What I don’t understand is how does this help Romney? It only makes him look good among a tiny number of people who have heard of intrade and understand it. Far too few to actually have an impact on the election. And yet it costs a fortune.

“Look at the discrepancies between the polls and the markets. The trading markets are more accurate because people will only bet money on their measured self interest. Therefore because they’re so accurate, the polls must be skewed!”

I guess that depends on your definition of fortune. The total election market on intrade is like $15M. So one person can significantly affect the outcome with, say, $1M which is pretty cheap compared to what’s being spent in total. Not, you can say that a fairly circuitous way of discrediting polls is a waste of money, and I would tend to agree, but the dollar amount isn’t that high.

Exactly. What would the point be? Is the thesis that propping him up in one betting market somehow will have an effect on the election or what? That makes no sense to me. I just think it’s different betting pools. Do American punters have easy access to both InTrade and Betfair? I thought Betfair was pretty much no-go for Americans, but InTrade doesn’t care.

Intrade says there’s a 56% chance that the guy behind in the polls will come back and win. That is weird.

Actually he’s ahead in the polls.

You’re being facetious (I hope), but, of course, the bettors are betting on EC results, which determine who becomes president, and Obama still is the slight leader in that. With the data available, I would expect bettors to slightly favor Obama, and that does seem to be the case.

The obvious solution: if you think the line is that wrong because of manipulation, bet the other way and not only will you help move the line in your guy’s favor, but you’ll make a profit.

This is why betting markets tend to be accurate - they are self-correcting.

Well, yes, that’s obvious, as the talk about “arbitrageurs” in this thread shows. There still is a weird discrepancy between InTrade and BetFair, and I assume that’s due to different groups of betting pools. Otherwise, those two should converge, no? If you have easy access to both markets, depending on the vig, you should be able to arbitrage your bets and bring the two markets closer in line to each other.

Or is something wrong with my logic?

Romney tried to bet $10k during the Republican debates. Maybe it was him.

Well we already know the political markets aren’t working well because there is a big arbitrage opportunity between Intrade and Betfair which has apparently existed for weeks. And there now seems to be evidence of direct market manipulation of Intrade. So personally I would be rather skeptical of using it as a guide to the state of the race.

Nate Silver tweets: Intrade is overrated but useful.
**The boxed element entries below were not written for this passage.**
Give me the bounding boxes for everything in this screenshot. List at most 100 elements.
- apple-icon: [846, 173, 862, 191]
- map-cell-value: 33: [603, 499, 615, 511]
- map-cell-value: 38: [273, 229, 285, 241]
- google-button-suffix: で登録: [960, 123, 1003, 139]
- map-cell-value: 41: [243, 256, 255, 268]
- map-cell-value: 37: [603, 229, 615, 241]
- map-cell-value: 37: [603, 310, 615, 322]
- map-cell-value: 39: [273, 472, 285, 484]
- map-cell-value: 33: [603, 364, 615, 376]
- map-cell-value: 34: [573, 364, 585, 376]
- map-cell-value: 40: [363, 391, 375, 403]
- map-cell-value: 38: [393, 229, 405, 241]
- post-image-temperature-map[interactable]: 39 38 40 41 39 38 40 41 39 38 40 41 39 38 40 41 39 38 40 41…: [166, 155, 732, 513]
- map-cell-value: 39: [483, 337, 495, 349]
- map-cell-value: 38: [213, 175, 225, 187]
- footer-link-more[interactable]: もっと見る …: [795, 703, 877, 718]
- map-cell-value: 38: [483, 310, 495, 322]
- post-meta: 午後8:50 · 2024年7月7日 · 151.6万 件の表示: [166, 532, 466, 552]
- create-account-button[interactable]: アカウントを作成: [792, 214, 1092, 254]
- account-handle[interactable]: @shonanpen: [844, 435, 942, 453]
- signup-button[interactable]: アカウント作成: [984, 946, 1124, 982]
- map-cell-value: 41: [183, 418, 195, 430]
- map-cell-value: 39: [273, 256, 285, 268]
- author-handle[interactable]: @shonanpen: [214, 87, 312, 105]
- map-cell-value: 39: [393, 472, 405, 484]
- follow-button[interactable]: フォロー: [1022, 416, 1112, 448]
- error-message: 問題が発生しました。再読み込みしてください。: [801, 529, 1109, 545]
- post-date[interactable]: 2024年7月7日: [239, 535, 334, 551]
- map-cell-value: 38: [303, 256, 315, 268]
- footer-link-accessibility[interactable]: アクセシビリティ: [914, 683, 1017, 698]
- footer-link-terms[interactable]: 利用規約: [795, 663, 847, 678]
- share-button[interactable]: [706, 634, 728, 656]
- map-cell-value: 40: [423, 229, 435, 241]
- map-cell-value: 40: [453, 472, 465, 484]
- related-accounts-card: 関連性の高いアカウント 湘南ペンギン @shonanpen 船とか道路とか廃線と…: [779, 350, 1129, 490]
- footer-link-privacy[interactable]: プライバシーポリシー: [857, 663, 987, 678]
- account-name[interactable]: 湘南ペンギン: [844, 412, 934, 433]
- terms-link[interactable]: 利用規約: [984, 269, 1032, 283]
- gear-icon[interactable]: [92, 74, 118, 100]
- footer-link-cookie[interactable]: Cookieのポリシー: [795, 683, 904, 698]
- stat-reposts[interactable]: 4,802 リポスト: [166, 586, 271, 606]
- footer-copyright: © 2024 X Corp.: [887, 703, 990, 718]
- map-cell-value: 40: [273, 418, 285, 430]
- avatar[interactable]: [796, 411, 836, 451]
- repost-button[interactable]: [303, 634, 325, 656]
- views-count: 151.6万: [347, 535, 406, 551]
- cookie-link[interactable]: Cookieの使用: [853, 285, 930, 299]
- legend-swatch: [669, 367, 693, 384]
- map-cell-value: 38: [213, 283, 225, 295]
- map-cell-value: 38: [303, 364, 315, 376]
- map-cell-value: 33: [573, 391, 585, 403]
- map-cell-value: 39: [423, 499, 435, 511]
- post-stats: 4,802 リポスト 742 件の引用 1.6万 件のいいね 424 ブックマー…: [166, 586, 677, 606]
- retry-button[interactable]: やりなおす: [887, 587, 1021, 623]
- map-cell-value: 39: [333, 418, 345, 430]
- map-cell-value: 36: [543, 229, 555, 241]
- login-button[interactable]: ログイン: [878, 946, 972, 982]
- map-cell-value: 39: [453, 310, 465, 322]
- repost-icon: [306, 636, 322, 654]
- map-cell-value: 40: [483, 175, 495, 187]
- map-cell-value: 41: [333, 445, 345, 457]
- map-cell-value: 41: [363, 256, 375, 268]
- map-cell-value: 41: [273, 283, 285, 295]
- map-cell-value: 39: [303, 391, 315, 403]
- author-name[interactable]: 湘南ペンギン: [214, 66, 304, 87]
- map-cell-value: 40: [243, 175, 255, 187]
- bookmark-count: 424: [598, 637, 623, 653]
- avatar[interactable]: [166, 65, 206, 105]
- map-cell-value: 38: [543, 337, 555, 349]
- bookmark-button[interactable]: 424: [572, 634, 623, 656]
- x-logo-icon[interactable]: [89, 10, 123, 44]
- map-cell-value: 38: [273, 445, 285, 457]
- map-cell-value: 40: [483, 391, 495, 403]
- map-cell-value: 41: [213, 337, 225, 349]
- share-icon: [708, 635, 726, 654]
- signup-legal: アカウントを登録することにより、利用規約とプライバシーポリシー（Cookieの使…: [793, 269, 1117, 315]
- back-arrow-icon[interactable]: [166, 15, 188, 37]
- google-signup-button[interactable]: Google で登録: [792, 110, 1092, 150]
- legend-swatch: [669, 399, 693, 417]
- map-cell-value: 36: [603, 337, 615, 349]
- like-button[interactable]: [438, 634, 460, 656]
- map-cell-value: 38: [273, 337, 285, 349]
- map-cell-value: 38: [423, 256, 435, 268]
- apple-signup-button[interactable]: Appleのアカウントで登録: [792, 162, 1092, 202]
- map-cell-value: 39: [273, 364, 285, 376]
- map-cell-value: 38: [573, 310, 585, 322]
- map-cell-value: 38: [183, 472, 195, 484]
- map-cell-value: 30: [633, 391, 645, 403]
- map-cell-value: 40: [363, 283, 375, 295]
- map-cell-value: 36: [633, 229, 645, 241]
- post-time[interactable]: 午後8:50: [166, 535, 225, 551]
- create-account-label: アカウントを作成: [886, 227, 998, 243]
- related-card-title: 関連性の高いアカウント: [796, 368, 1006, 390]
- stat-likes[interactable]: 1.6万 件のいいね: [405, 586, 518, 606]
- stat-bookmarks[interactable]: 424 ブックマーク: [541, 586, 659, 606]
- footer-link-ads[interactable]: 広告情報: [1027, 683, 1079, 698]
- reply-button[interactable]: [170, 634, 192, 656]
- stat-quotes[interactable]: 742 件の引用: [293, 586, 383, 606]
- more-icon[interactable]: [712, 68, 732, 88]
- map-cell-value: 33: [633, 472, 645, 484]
Same goes for 538. Both add value vs. most horse race coverage, but that’s a low bar to clear.

Important to note, however, that Intrade is an outlier vs. other prediction markets and sportsbooks.

Guess I’ll have to do the whole thought dump on Intrade for tomorrow’s column. As for the OP, Romney’s team is claiming they have momentum and in a thin betting market, $100,000 is essentially a reasonably priced ad-buy. Josh Marshall: The Romney camp is trying to pull a classic confidence move to convince gullible reporters that their campaign is on the move and they’re confident of victory — despite the fact that the evidence suggests the race has stabilized or is even, ever so slightly, trending back to President Obama. Karl Rove poured money into California at the end of the 2000 race on the theory that the undecided break for the candidate with the momentum. The Romney team has apparently bought into that. Whether or not the public follows intrade, reporters do and this colors their stories.

MfM concludes:

Ka- ching!

Which begs the question,

if either campaign is buying intrade to try and influence opinion - is it legal?

Again: there has to be significant money involved for this to be true. A London trader showed up, saying he has a $20,000 arbitrage profit locked in. I wouldn’t scoff at that sum, but it’s insignificant to someone willing to spend that much to dine with one of the candidates. If the Koch Brothers have decided that changing the odds on Intrade is good for them, a tiny financial loss is not going to dissuade them.